Yeah, it should work that way.
So I think what he's referring to, and this is something that several companies are now worried might start happening, is that the AI system becomes capable of doing AI research by itself.
And so you have a system with a certain capability.
I mean, crudely, we could call it an IQ, but it's not really an IQ.
But anyway, imagine that it's got an IQ of 150.
It uses that to do AI research, comes up with better algorithms or better designs for hardware or better ways to use the data.
updates itself, now it has an IQ of 170.
And now it does more AI research, except that now it's got an IQ of 170.
So it's even better at doing the AI research.
And so, you know, next iteration, it's 250, and so on.
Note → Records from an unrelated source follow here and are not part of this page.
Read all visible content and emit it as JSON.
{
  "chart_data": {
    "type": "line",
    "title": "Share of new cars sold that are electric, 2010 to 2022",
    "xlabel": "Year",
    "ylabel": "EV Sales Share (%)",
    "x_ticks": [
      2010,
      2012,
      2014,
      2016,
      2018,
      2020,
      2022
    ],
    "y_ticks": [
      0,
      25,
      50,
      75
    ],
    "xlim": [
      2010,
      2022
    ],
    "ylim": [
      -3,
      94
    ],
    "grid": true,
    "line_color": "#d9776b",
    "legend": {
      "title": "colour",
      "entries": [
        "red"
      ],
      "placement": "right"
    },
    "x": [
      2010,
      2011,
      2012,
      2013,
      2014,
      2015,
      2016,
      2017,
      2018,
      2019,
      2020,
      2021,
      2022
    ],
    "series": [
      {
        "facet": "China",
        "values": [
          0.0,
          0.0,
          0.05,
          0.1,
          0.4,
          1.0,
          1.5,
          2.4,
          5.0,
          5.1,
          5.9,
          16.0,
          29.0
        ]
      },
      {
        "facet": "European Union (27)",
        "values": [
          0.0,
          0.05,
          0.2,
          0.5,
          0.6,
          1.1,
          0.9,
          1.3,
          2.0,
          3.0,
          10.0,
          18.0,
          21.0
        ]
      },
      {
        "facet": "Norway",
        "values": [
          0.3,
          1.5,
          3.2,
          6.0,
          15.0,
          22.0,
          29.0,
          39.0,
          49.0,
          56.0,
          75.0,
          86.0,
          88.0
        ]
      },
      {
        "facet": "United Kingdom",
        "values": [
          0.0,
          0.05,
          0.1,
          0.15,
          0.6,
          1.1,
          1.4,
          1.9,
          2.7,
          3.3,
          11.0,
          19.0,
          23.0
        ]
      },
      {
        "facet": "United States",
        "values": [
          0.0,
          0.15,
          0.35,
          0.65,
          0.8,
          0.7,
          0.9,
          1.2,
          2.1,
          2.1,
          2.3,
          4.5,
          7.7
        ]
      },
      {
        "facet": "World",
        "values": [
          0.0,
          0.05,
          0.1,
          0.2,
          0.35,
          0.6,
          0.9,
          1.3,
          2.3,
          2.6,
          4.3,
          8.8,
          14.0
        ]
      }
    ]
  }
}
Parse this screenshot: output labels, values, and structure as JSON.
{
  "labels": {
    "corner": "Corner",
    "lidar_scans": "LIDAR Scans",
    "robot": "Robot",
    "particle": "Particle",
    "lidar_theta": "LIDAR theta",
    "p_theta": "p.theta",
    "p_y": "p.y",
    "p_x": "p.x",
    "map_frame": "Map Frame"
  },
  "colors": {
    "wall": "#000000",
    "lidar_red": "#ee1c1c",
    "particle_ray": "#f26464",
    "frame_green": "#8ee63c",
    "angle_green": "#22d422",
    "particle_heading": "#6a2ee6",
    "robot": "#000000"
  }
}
So this is an idea that one of Alan Turing's friends, I.J.
Goode, wrote out in 1965, called the intelligence explosion, right?
That
One of the things an intelligent system could do is to do AI research and therefore make itself more intelligent.
And this would very rapidly take off and leave the humans far behind.
The event horizon is a phrase borrowed from astrophysics, and it refers to the black hole.
And the event horizon, think if you've got some very, very massive object that's heavy enough that it actually prevents light from escaping.
That's why it's called the black hole.